Filling in the Gaps
Deciphering the Function of Noncoding DNA
Less than 2% of human DNA codes for proteins, whereas the vast majority of DNA in the human genome consists of sequences with unknown function. A substantial portion of the noncoding sequences harbors regulatory motifs important for gene expression. Recent genome-wide association studies (GWAS) suggest that the majority of single nucleotide polymorphisms (SNPs) associated with human traits and diseases are found in noncoding genomic regions, potentially involving regulatory elements. The critical role of distal regulatory elements, that is, enhancers, is highlighted in GWAS of expression quantitative trait loci (eQTLs) showing that 70–80% of regulatory variants are found at large distances from protein-coding genes. In this report, May et al1 generated a genome-wide catalogue of enhancers from human myocardium. As it is well established that sequence variations in a noncoding regulatory sequence can lead to abnormal gene expression, mapping of the genomic coordinates of enhancers in a given tissue is the first step toward elucidating the function of these noncoding DNA sequences and gaining a better understanding of the mechanisms by which sequence variations in regulatory sequences affect human biology.

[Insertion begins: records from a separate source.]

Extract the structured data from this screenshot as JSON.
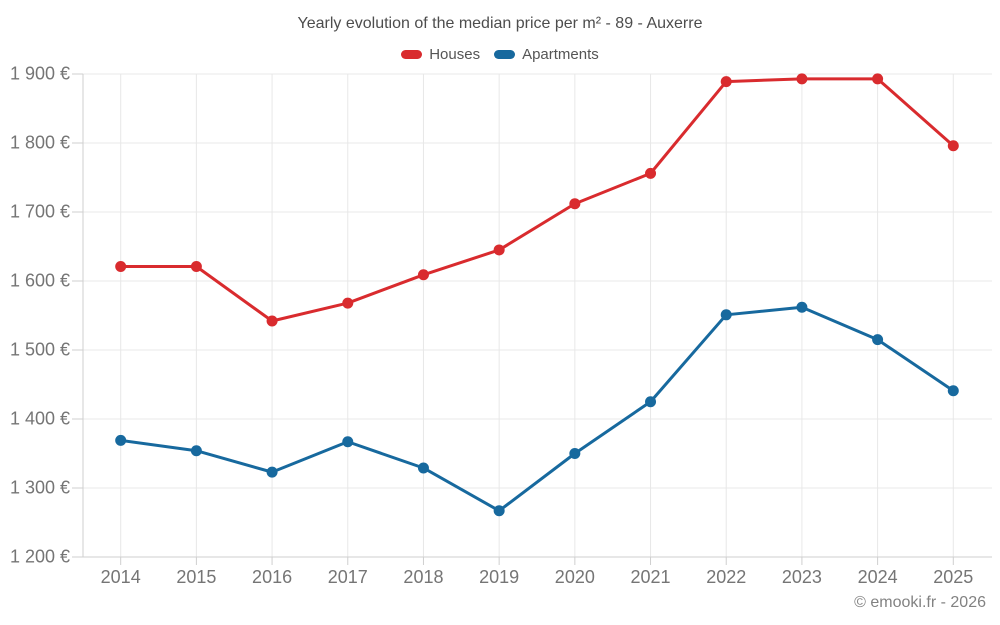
{
  "title": "Yearly evolution of the median price per m² - 89 - Auxerre",
  "footer": "© emooki.fr - 2026",
  "colors": {
    "houses": "#d92b2e",
    "apartments": "#17699e",
    "grid": "#e8e8e8",
    "axis": "#cfcfcf",
    "tick_text": "#757575",
    "title_text": "#4d4d4d"
  },
  "chart_data": {
    "type": "line",
    "title": "Yearly evolution of the median price per m² - 89 - Auxerre",
    "categories": [
      "2014",
      "2015",
      "2016",
      "2017",
      "2018",
      "2019",
      "2020",
      "2021",
      "2022",
      "2023",
      "2024",
      "2025"
    ],
    "series": [
      {
        "name": "Houses",
        "color": "#d92b2e",
        "values": [
          1621,
          1621,
          1542,
          1568,
          1609,
          1645,
          1712,
          1756,
          1889,
          1893,
          1893,
          1796
        ]
      },
      {
        "name": "Apartments",
        "color": "#17699e",
        "values": [
          1369,
          1354,
          1323,
          1367,
          1329,
          1267,
          1350,
          1425,
          1551,
          1562,
          1515,
          1441
        ]
      }
    ],
    "xlabel": "",
    "ylabel": "",
    "ylim": [
      1200,
      1900
    ],
    "yticks": [
      1200,
      1300,
      1400,
      1500,
      1600,
      1700,
      1800,
      1900
    ],
    "ytick_labels": [
      "1 200 €",
      "1 300 €",
      "1 400 €",
      "1 500 €",
      "1 600 €",
      "1 700 €",
      "1 800 €",
      "1 900 €"
    ],
    "grid": true,
    "legend_position": "top-center"
  }
}
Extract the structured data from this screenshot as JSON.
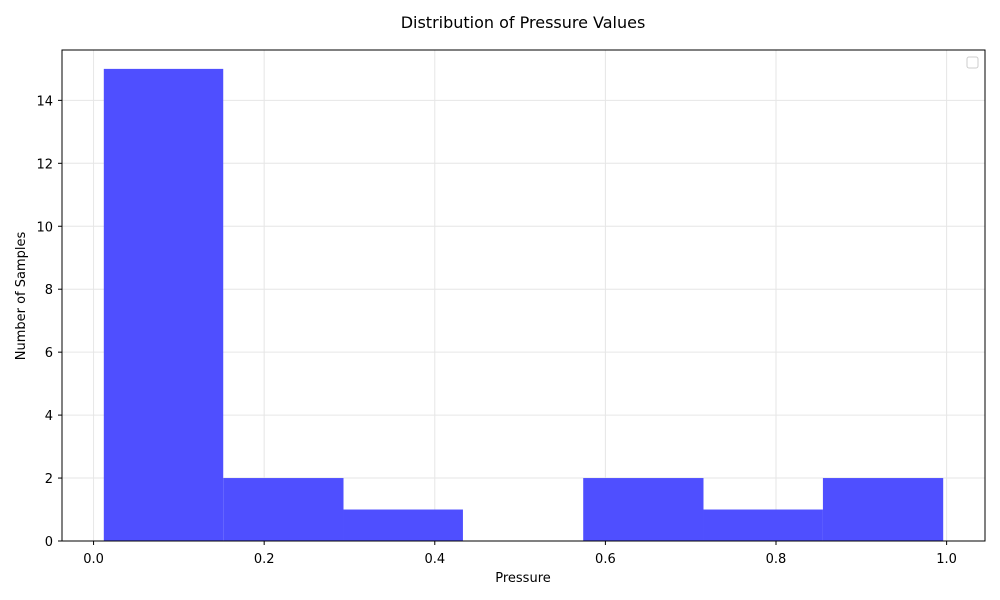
{
  "chart_data": {
    "type": "bar",
    "title": "Distribution of Pressure Values",
    "xlabel": "Pressure",
    "ylabel": "Number of Samples",
    "bin_edges": [
      0.012,
      0.152,
      0.293,
      0.433,
      0.574,
      0.715,
      0.855,
      0.996
    ],
    "counts": [
      15,
      2,
      1,
      0,
      2,
      1,
      2
    ],
    "xlim": [
      -0.037,
      1.045
    ],
    "ylim": [
      0,
      15.6
    ],
    "xticks": [
      0.0,
      0.2,
      0.4,
      0.6,
      0.8,
      1.0
    ],
    "xtick_labels": [
      "0.0",
      "0.2",
      "0.4",
      "0.6",
      "0.8",
      "1.0"
    ],
    "yticks": [
      0,
      2,
      4,
      6,
      8,
      10,
      12,
      14
    ],
    "ytick_labels": [
      "0",
      "2",
      "4",
      "6",
      "8",
      "10",
      "12",
      "14"
    ],
    "bar_color": "#4b4bff",
    "grid": true,
    "legend": {
      "placement": "top-right",
      "entries": []
    }
  }
}
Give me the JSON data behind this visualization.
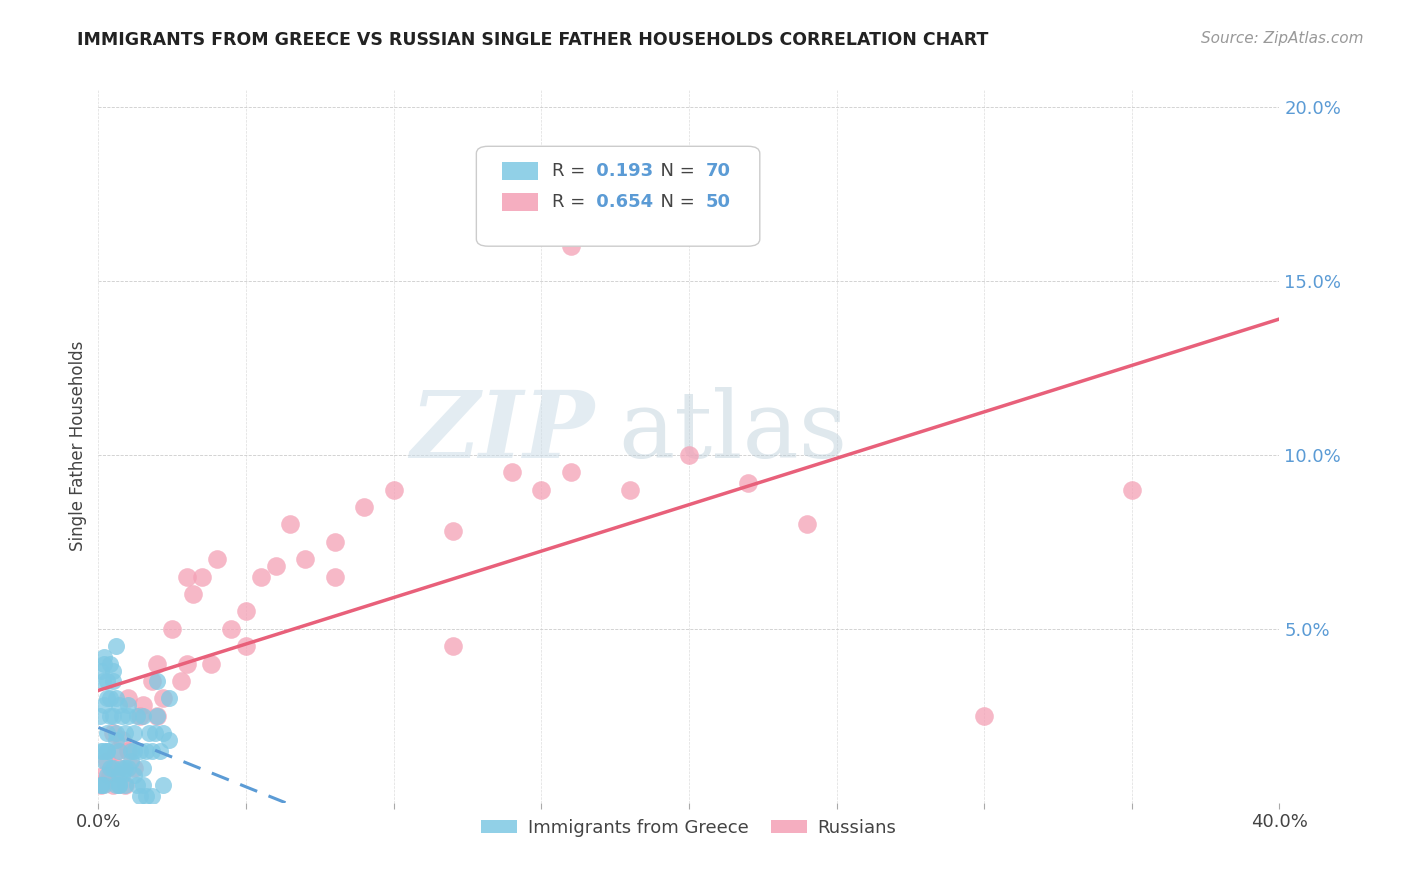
{
  "title": "IMMIGRANTS FROM GREECE VS RUSSIAN SINGLE FATHER HOUSEHOLDS CORRELATION CHART",
  "source": "Source: ZipAtlas.com",
  "ylabel": "Single Father Households",
  "xlim": [
    0.0,
    0.4
  ],
  "ylim": [
    0.0,
    0.205
  ],
  "xticks": [
    0.0,
    0.05,
    0.1,
    0.15,
    0.2,
    0.25,
    0.3,
    0.35,
    0.4
  ],
  "yticks": [
    0.0,
    0.05,
    0.1,
    0.15,
    0.2
  ],
  "greece_R": 0.193,
  "greece_N": 70,
  "russia_R": 0.654,
  "russia_N": 50,
  "greece_color": "#7ec8e3",
  "russia_color": "#f4a0b5",
  "greece_line_color": "#5b9bd5",
  "russia_line_color": "#e8607a",
  "watermark_zip": "ZIP",
  "watermark_atlas": "atlas",
  "greece_points_x": [
    0.0005,
    0.001,
    0.0015,
    0.002,
    0.002,
    0.002,
    0.003,
    0.003,
    0.003,
    0.004,
    0.004,
    0.004,
    0.005,
    0.005,
    0.005,
    0.006,
    0.006,
    0.006,
    0.007,
    0.007,
    0.007,
    0.008,
    0.008,
    0.009,
    0.009,
    0.01,
    0.01,
    0.011,
    0.012,
    0.013,
    0.014,
    0.015,
    0.015,
    0.016,
    0.017,
    0.018,
    0.019,
    0.02,
    0.021,
    0.022,
    0.024,
    0.001,
    0.001,
    0.002,
    0.002,
    0.003,
    0.003,
    0.004,
    0.005,
    0.006,
    0.006,
    0.007,
    0.008,
    0.009,
    0.01,
    0.011,
    0.012,
    0.013,
    0.014,
    0.015,
    0.016,
    0.018,
    0.02,
    0.022,
    0.024,
    0.0008,
    0.0015,
    0.003,
    0.007,
    0.012
  ],
  "greece_points_y": [
    0.025,
    0.038,
    0.035,
    0.04,
    0.042,
    0.028,
    0.03,
    0.02,
    0.015,
    0.04,
    0.025,
    0.01,
    0.038,
    0.025,
    0.01,
    0.03,
    0.018,
    0.005,
    0.028,
    0.015,
    0.005,
    0.025,
    0.01,
    0.02,
    0.005,
    0.025,
    0.01,
    0.015,
    0.02,
    0.025,
    0.015,
    0.025,
    0.01,
    0.015,
    0.02,
    0.015,
    0.02,
    0.025,
    0.015,
    0.02,
    0.03,
    0.005,
    0.015,
    0.005,
    0.012,
    0.008,
    0.015,
    0.03,
    0.035,
    0.045,
    0.02,
    0.008,
    0.008,
    0.01,
    0.028,
    0.012,
    0.015,
    0.005,
    0.002,
    0.005,
    0.002,
    0.002,
    0.035,
    0.005,
    0.018,
    0.005,
    0.015,
    0.035,
    0.005,
    0.008
  ],
  "russia_points_x": [
    0.001,
    0.002,
    0.003,
    0.004,
    0.005,
    0.006,
    0.007,
    0.008,
    0.009,
    0.01,
    0.012,
    0.014,
    0.015,
    0.018,
    0.02,
    0.022,
    0.025,
    0.028,
    0.03,
    0.032,
    0.035,
    0.038,
    0.04,
    0.045,
    0.05,
    0.055,
    0.06,
    0.065,
    0.07,
    0.08,
    0.09,
    0.1,
    0.12,
    0.14,
    0.15,
    0.16,
    0.18,
    0.2,
    0.22,
    0.24,
    0.005,
    0.01,
    0.02,
    0.03,
    0.05,
    0.08,
    0.12,
    0.16,
    0.3,
    0.35
  ],
  "russia_points_y": [
    0.005,
    0.008,
    0.012,
    0.008,
    0.005,
    0.015,
    0.01,
    0.018,
    0.005,
    0.015,
    0.01,
    0.025,
    0.028,
    0.035,
    0.025,
    0.03,
    0.05,
    0.035,
    0.04,
    0.06,
    0.065,
    0.04,
    0.07,
    0.05,
    0.055,
    0.065,
    0.068,
    0.08,
    0.07,
    0.075,
    0.085,
    0.09,
    0.078,
    0.095,
    0.09,
    0.095,
    0.09,
    0.1,
    0.092,
    0.08,
    0.02,
    0.03,
    0.04,
    0.065,
    0.045,
    0.065,
    0.045,
    0.16,
    0.025,
    0.09
  ]
}
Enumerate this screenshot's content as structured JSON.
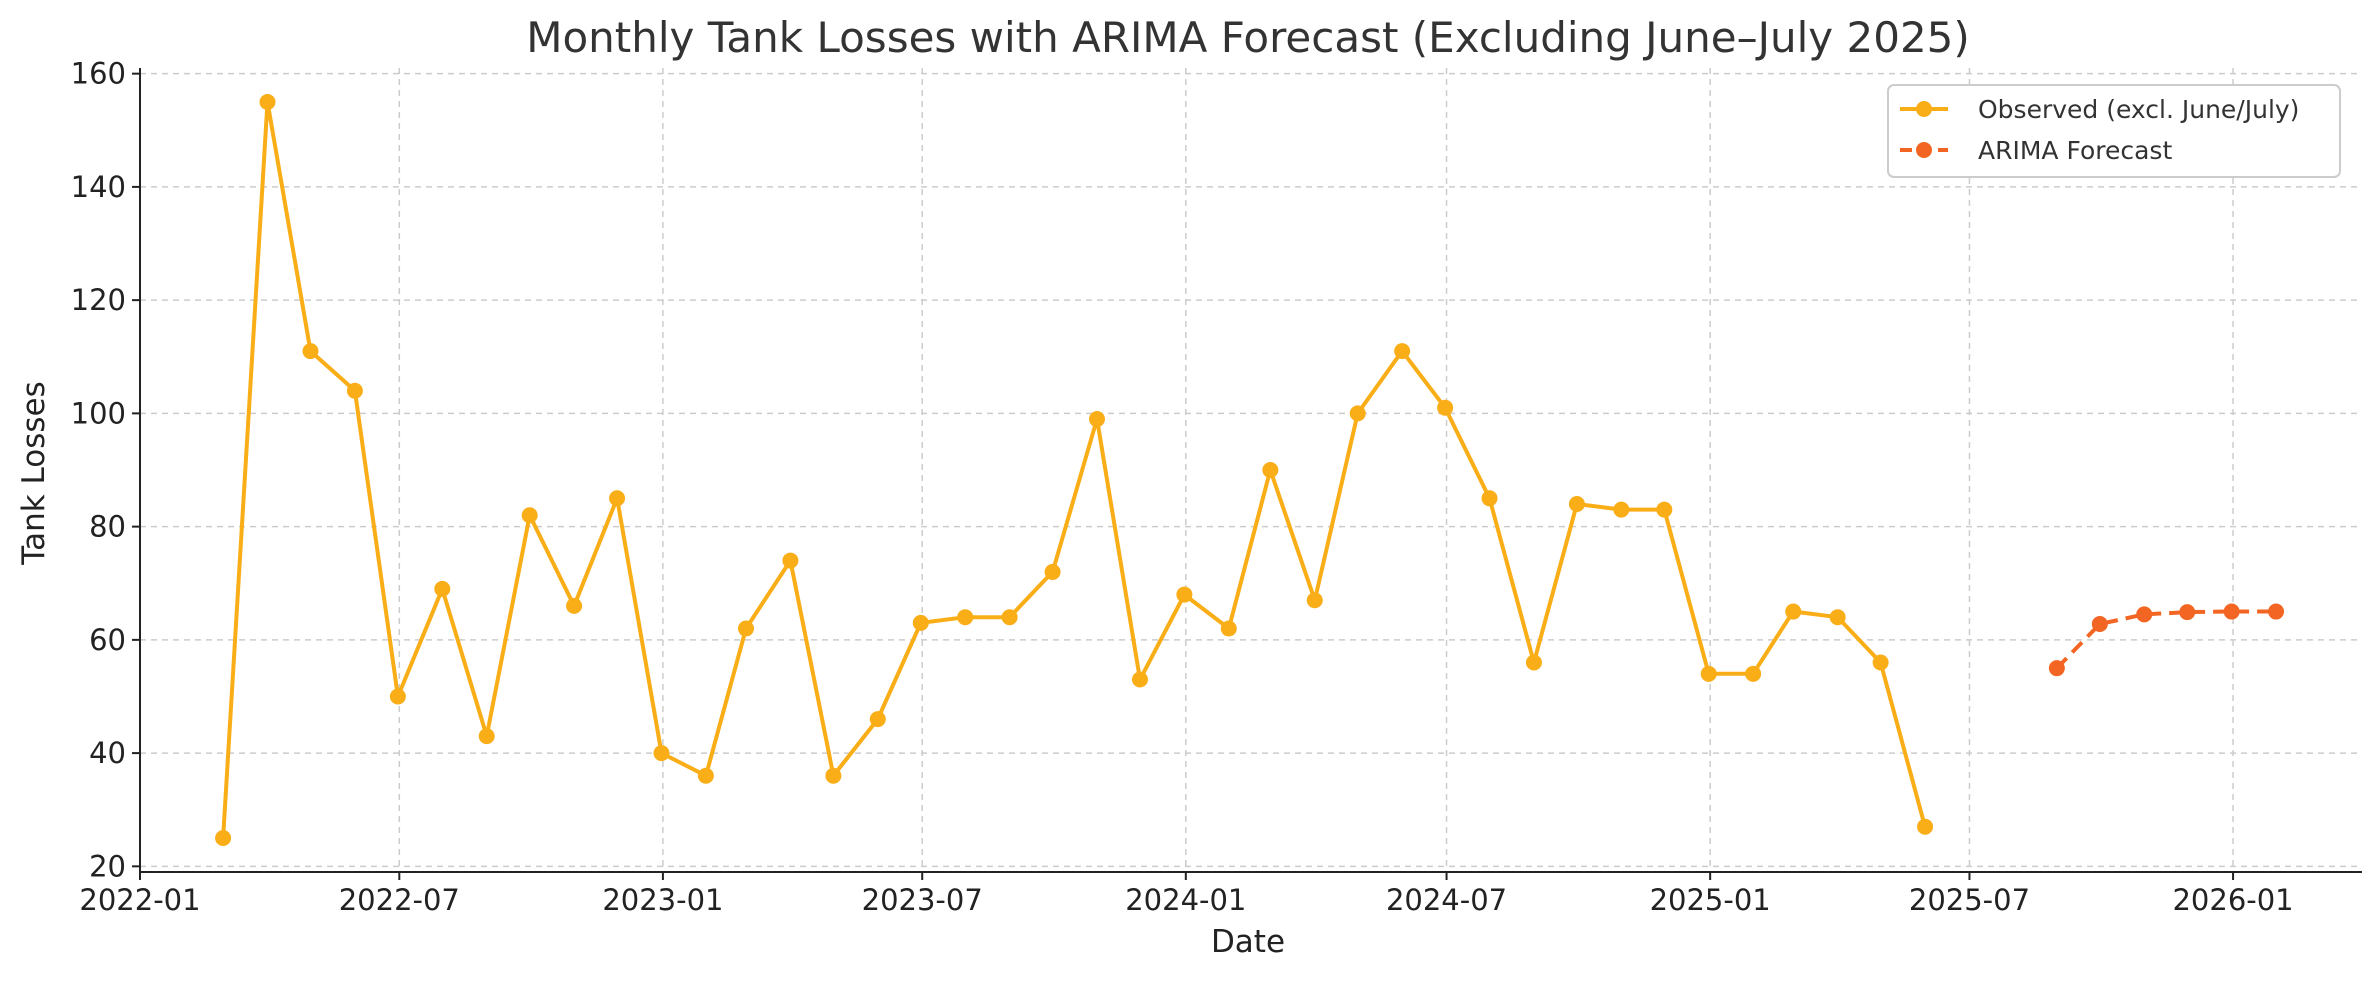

How Was the Hypothesis Tested?
The transcriptional coactivator family p300-CBP is ubiquitously expressed and interacts with numerous transcription factors in promoters and enhancers. The authors used chromatin immunoprecipitation with p300 from fetal and adult human myocardial tissues combined with massively parallel sequencing (ChIP-Seq) to predict the genomic location of heart-specific enhancers with a genomic distance of at least 2.5 kb from the nearest transcription start site. For validation, data from human hearts were compared with ChIP-Seq data from mouse hearts. Additionally, in vivo activity of 65 putative p300-based predictions of human heart enhancers was tested in transgenic mouse assays.
The authors identified more than 6200 candidate enhancer sequences in adult and fetal human hearts. Interestingly, comparison of putative enhancers from human fetal tissue and age-matched mouse myocardium revealed considerable species-specific differences, as only about one-fifth of fetal human heart enhancer candidates coincided with significant peaks at the orthologous site in the mouse genome. Despite the poor sequence conservation between human and mouse enhancers, the top candidates in each species shared a similar collection of transcription factor binding sites, providing a possible explanation for the activity of even poorly conserved human heart enhancers in transgenic mouse assays, which validated 43 of 65 candidate enhancers tested (66%), a significantly larger proportion than what can be expected by chance alone. Additional support that these genomic regions function as enhancers in human myocardial tissue came from statistical enrichment analysis of functional gene annotations that demonstrated that the predicted enhancers were enriched near genes with known cardiac functions. Importantly, more than twice as many putative enhancers (≈5000) were found in fetal heart tissue compared with adult myocardium (≈2200) and only half of the enhancers identified in adult tissue were concomitantly found in fetal hearts, suggesting considerable developmental-specific regulation.
Testing the hypothesis that genomic variation within the candidate enhancers carries functional significance, the authors identified several SNPs for gene expression in primary human cells. Because functional variants—particularly eQTLs that map far away from their parent genes (trans eQTLs)—commonly operate in a tissue-dependent manner, the authors examined 81 human fetal candidate enhancers located within 50 kb of 30 selected cardiac genes that are associated with various cardiovascular diseases. They found more than 1500 SNPs in these genomic regions; however, in-depth follow-up studies are needed to elucidate the role of these SNPs for the in vivo activity of the cardiac enhancers and for their potential role in disease processes.
This study has several important implications: First, the genome-wide annotation of the relatively uncharted noncoding genome is expected to aid in the interpretation of GWAS data and facilitate the functional exploration of how noncoding enhancer variants contribute to cardiac disease. Second, this study highlights the dynamic regulatory architecture of the genome and supports a remarkable heterogeneity of enhancers, characterized by profound species-, tissue-, and developmental-specific activity. As an indication of significant species-specific differences in enhancer sequences, neither direct comparison to mouse ChIP-Seq data nor computational methods based on comparative genomics and sequence conservation between mouse and human DNA were able to accurately predict more than 20–30% of human enhancers identified in the present study. This highlights that mouse enhancers may be of limited value to localize human enhancers and underscores the need for sequencing-based experiments directly from human myocardium. In addition, the differences between enhancers in fetal versus adult myocardium also suggest important implications for disease states, as heart failure is commonly characterized by a reversal to a fetal gene expression pattern. Thus, one can only speculate that substantial differences in enhancer activity also exist between the failing and nonfailing myocardium. Deciphering the role of enhancers in nonfailing and failing hearts will be the next step to understand the complexity of gene expression networks in the failing heart.
Dr Barth is a member of the Early Career Committee of the American Heart Association Functional Genomics and Translational Biology Council.
- © 2012 American Heart Association, Inc.